I mentioned here that Invoke-SQLCmd (included in the SQLPS module for SQL Server) was susceptible to SQL-Injection attacks, but I haven’t demonstrated that or ever seen anyone show it.
To do so, I’ll start with code out of the help for Invoke-SQLCmd. Here’s the code (taken from here)
$MyArray = "MyVar1 = 'String1'", "MyVar2 = 'String2'" Invoke-Sqlcmd -Query "SELECT `$(MyVar1) AS Var1, `$(MyVar2) AS Var2;" -Variable $MyArray
Notice that the parameters are encoded in a string. This is a easy-to-see red flag that SQL-Injection might be possible. To see the problem, let’s replace ‘String1’ with a SQL statement:
$MyArray = "MyVar1 = (select top 1 name from msdb.sys.databases)", "MyVar2 = 'String2'" Invoke-Sqlcmd -Query "SELECT `$(MyVar1) AS Var1, `$(MyVar2) AS Var2;" -Variable $MyArray
So even though our select statement (the -Query parameter to Invoke-SQLCmd) wasn’t looking at any tables, the result we got was a value out of a table. I did have to remove the single quotes, but the command which was in a parameter was executed.
A couple of minor problems with SQLPS which are unrelated to Invoke-SQLCmd but bother me nonetheless are:
- Encode-SQLName and Decode-SQLName both use unapproved verbs. Cmdlets with these names were present in the SQLPS Snap-In, so I can understand them being here now. A better solution would be to rename them (ConvertTo-SQLName/ConvertFrom-SQLName?) and provide aliases with the legacy Encode/Decode names.

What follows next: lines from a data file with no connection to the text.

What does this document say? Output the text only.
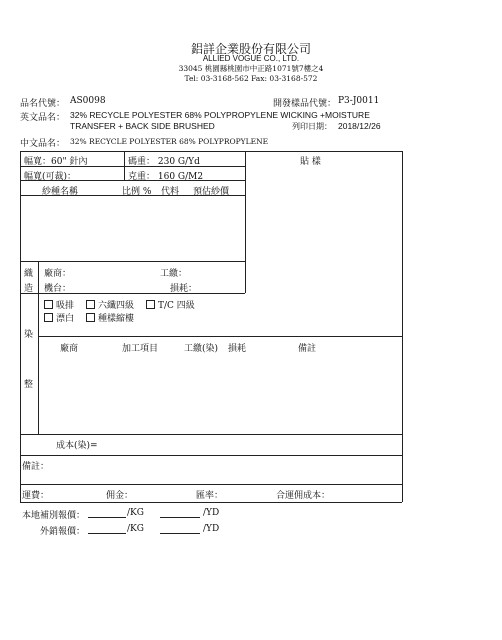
鋁詳企業股份有限公司
ALLIED VOGUE CO., LTD.
33045 桃園縣桃園市中正路1071號7樓之4
Tel: 03-3168-562 Fax: 03-3168-572
品名代號： AS0098	開發樣品代號： P3-J0011
英文品名： 32% RECYCLE POLYESTER 68% POLYPROPYLENE WICKING +MOISTURE
TRANSFER + BACK SIDE BRUSHED	列印日期： 2018/12/26
中文品名： 32% RECYCLE POLYESTER 68% POLYPROPYLENE
幅寬：60" 針內	碼重： 230 G/Yd	貼 樣
幅寬(可裁)：	克重： 160 G/M2
紗種名稱	比例 % 代料 預估紗價
織
造
廠商：	工繳：
機台：	損耗：
染
整
吸排	六纖四級	T/C 四級
漂白	種樣縮樓
廠商	加工項目	工繳(染) 損耗	備註
成本(染)=
備註：
運費：	佣金：	匯率：	合運佣成本：
本地補別報價：	/KG	/YD
外銷報價：	/KG	/YD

- Importing the module changes the current location. The module does implement the SQLServer provider and SQLServer: drive, but it should not do a Set-Location when the module is imported. Especially with automatic importing, this could cause some strange unexpected results if someone isn’t paying attention.
There are a lot of cmdlets in the SQLPS module which are very well implemented, so don’t think that I’m saying you should avoid it altogether. Also, the parameter interface for Invoke-SQLCmd was implemented the way it was to stay compatible with the command-line tools that ship with SQL Server, so I understand where they are coming from. I would have preferred that they also provide a solution using real parameters (SQL language parameters, that is). I would recommend that you look at Invoke-SQLCmd2, Adolib, or POSH_Ado for examples of parameterized implementations.